Schematic of the mechanism of interaction between anlotinib and anti–PD-1 therapy in NB syngeneic mouse models. Anlotinib facilitates tumor vessel normalization by inhibiting proangiogenic factor receptors (VEGFR, PDGFR, and FGFR) and reducing the expression of proangiogenic factors (Angpt2, Pdgfa, and Pdgfb). The pericyte coverage and perfusion of tumor vessels are increased, and blood vessel leakage and tissue hypoxia are reduced. The expression levels of immune cell adhesion molecules (Selp, Madcam1, and Icam1) and chemokines and their receptor (Cxcl9, Cxcl10, and Cxcr3) are increased. The infiltration of immune effector cells is increased, and their functions are enhanced.
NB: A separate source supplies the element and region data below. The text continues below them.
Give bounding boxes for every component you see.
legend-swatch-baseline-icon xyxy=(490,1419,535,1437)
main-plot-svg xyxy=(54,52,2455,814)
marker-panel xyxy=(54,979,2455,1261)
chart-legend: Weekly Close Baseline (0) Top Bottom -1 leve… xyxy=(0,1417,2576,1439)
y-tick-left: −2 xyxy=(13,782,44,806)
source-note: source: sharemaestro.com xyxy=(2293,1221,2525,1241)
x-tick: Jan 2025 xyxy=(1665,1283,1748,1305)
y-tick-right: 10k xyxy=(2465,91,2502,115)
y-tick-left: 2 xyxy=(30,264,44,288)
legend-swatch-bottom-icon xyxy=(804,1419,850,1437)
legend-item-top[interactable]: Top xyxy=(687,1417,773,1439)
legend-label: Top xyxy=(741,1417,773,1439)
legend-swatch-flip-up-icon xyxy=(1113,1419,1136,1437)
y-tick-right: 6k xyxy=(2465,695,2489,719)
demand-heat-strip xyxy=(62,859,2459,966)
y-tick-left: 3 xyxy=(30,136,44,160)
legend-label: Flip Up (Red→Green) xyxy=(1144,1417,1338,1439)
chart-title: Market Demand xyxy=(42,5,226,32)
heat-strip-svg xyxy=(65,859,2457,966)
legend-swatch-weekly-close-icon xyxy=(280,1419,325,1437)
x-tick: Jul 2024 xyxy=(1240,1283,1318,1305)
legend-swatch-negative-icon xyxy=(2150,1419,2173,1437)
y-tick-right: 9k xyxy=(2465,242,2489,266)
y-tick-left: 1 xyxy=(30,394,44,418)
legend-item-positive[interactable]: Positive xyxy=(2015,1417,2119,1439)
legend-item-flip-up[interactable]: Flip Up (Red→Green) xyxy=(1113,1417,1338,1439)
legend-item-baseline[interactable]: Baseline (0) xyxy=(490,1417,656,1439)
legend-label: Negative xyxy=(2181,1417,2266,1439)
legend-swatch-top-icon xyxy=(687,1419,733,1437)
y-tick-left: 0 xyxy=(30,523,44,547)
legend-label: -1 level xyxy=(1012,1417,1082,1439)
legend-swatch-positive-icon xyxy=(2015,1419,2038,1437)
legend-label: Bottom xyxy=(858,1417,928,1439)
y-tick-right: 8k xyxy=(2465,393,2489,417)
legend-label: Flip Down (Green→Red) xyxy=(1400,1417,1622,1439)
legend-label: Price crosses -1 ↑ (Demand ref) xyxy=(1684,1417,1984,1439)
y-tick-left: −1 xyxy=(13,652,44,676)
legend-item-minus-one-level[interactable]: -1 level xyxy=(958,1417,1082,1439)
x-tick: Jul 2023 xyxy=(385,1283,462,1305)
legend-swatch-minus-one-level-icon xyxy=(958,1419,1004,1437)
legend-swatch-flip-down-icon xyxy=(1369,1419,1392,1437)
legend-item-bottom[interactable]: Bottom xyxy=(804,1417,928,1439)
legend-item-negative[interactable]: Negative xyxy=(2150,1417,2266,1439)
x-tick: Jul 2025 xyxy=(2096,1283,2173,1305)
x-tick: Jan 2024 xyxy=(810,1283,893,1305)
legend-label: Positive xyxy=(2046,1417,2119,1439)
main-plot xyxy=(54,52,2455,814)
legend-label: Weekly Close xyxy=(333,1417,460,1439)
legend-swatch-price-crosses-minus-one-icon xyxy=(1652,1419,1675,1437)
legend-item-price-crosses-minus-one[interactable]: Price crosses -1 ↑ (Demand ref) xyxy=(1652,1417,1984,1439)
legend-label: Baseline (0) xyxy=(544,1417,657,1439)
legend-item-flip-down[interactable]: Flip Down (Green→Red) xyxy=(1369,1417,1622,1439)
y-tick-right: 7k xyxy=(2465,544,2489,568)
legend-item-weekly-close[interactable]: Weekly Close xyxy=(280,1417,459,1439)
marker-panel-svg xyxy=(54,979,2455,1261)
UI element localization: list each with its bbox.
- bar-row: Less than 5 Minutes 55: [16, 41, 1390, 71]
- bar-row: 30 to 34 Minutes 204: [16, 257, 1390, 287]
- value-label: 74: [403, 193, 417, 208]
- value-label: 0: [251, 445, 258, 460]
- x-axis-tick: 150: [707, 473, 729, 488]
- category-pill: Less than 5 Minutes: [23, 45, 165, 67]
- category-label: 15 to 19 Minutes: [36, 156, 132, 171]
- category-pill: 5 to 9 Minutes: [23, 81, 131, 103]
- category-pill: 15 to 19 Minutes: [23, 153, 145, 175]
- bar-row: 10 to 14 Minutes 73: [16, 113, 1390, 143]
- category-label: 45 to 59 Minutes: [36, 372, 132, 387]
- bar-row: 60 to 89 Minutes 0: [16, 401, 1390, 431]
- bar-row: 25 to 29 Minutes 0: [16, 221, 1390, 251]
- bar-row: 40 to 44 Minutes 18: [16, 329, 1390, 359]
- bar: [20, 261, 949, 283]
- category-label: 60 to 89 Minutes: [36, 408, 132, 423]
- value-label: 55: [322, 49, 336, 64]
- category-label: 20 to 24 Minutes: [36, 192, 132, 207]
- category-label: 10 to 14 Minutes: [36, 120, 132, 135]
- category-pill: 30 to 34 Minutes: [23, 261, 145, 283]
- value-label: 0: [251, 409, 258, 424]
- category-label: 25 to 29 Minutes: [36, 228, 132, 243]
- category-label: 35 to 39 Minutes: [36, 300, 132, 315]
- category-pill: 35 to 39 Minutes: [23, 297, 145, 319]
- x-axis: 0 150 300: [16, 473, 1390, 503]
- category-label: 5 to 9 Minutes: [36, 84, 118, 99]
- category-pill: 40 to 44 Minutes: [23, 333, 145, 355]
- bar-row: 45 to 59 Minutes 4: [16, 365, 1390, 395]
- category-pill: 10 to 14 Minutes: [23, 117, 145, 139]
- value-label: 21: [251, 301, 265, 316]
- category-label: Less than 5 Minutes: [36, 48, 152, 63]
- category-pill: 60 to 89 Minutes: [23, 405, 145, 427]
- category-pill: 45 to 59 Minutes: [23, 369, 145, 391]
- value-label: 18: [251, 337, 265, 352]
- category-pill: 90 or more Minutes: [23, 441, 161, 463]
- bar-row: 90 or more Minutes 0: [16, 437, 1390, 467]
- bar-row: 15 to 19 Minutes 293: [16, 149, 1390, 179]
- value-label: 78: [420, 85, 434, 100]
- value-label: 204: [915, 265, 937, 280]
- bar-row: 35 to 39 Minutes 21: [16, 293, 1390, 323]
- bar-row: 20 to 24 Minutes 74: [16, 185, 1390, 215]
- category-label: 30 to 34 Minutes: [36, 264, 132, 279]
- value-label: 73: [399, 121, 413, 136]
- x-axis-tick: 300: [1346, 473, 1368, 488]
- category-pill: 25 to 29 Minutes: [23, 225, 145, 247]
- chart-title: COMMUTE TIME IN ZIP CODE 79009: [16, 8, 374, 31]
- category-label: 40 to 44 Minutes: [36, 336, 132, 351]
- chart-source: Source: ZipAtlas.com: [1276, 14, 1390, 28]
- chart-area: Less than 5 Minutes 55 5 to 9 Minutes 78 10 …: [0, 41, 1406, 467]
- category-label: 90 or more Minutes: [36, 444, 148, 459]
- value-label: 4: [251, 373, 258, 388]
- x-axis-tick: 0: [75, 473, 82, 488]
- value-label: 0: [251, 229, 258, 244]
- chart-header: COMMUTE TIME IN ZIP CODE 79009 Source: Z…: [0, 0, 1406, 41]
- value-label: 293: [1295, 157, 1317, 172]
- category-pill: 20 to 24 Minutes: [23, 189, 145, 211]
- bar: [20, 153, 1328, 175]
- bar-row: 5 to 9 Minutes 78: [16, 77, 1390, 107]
For example, the infiltration of CD4⁺ T cells is increased, and their abilities to secrete IFNγ and TNFα are enhanced; the infiltration of CD8⁺ T cells is also increased, and their abilities to secrete IFNγ, TNFα, and GzmB are enhanced; the proportion of M1 TAMs is increased, and the proportions of M2 TAMs and neutrophils are decreased. The densities of DCs and TAMs are increased, and their antigen presentation function is also enhanced. T cell–derived IFNγ promotes the expression of MHC-I and MHC-II in NB cells and improves antigen processing and presentation. Moreover, IFNγ enhances the expression of PD-L1 in the TME, and combined treatment with an anti–PD-1 antibody reverses the early exhaustion of T cells. Anti–PD-1 immunotherapy and antigen presentation enhance the activation of CD4⁺ T cells, forming a positive feedback loop of vascular normalization and immunostimulatory reprogramming, thereby prolonging the period of vascular normalization.